Protection of shareholders’ interests:
Equal access ensure shareholders’ protection and gain stronger acceptance among shareholders. The companies opting for buy back need to give 14 days’ notice to shareholders and creditors by submitting buy back documents with ASIC. The company is bound to give shareholders sufficient time consider the offer of buy-back. The entire process of buy back should take place within a specified time. It can be inferred from the discussion that equal access ensure protection of the right of the shareholders.
The selective buy-back can a defined as the subset of equal access when the companies buy back shares from selected number of shareholders. However, unlike equal access, selective buy-back either requires vote of all stakeholders or a special resolution passed by at least 75 percent of the majority. The shareholders have the option either to sell their shares or vote for the resolution. Selective buy-back shares common advantages with equal access buy-back with some differences:
Protection of shareholders’ interests:
The selective buyback of protects shareholders’ interests because the process of buy-back requires vote for minimum 75 percent stakeholders or consent of all the shareholders.

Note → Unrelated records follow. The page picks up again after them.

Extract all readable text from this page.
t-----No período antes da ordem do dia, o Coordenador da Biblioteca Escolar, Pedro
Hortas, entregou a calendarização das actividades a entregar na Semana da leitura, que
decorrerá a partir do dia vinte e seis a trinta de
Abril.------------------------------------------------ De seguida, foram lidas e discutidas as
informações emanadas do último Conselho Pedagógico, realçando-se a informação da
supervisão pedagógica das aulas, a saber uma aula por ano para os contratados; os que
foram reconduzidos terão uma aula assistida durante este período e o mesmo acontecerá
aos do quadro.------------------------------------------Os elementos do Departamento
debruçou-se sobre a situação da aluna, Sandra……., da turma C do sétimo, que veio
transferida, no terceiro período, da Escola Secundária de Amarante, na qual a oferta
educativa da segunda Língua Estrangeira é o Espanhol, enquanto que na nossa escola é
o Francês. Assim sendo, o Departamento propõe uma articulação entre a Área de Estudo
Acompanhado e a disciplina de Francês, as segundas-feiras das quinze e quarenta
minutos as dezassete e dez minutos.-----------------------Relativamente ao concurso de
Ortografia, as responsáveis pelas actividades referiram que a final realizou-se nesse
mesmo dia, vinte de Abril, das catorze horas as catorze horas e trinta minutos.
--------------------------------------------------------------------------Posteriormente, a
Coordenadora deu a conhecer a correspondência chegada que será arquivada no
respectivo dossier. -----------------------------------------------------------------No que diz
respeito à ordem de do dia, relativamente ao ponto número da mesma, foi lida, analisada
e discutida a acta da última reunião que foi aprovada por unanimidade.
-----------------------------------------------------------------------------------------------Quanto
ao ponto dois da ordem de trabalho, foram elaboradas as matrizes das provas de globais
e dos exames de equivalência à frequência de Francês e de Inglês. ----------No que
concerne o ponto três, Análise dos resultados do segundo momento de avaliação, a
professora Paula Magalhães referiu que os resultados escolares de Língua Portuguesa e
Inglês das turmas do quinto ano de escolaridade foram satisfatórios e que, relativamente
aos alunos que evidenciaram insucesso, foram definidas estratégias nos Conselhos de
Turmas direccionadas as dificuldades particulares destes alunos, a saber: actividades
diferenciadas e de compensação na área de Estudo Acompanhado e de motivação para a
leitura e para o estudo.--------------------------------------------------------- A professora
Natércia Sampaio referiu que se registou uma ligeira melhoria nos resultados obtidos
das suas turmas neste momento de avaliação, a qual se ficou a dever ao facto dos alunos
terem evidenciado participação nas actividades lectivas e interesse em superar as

Moreover, the shareholders declining to vote have the option of selling their shareholdings. This means that the process protects interests of the shareholders
The shareholders and the companies mutually gain from this process. First, the shareholders not voting can sell their shares. This means that the companies can remove non- supportive shareholders and retain shareholders aligned to its financial goals as well as policies which also includes capital acquisitions. Similarly, the process enables shareholders divest in the shares they hold unprofitable.
Employee share scheme buy-back:
Employee share scheme buy-back can be defined as the process in which companies can buy back shares owned by employees or directors receiving salaries. The companies require passing an ordinary resolution to opt of employee share scheme buy-back. The following is the advantage of this type of buy-back:
Controlling of misusing of power:
The management of the companies by passing an ordinary board resolution often buys back shares from salaried directors proven misusing their power to influence company operations. Thus, this buy-back more than financial decision is an ethical method to curb misuse of power to senior managers and exploitation of subordinates.
The companies can buy-back their own shares trading on the stock exchanges at market rate. This type of buy-back requires passing of an ordinary resolution and subject to stock exchange regulations.
The companies can by back their unmarketable shares and does not require passing of any resolution. The shares bought back should be cancelled.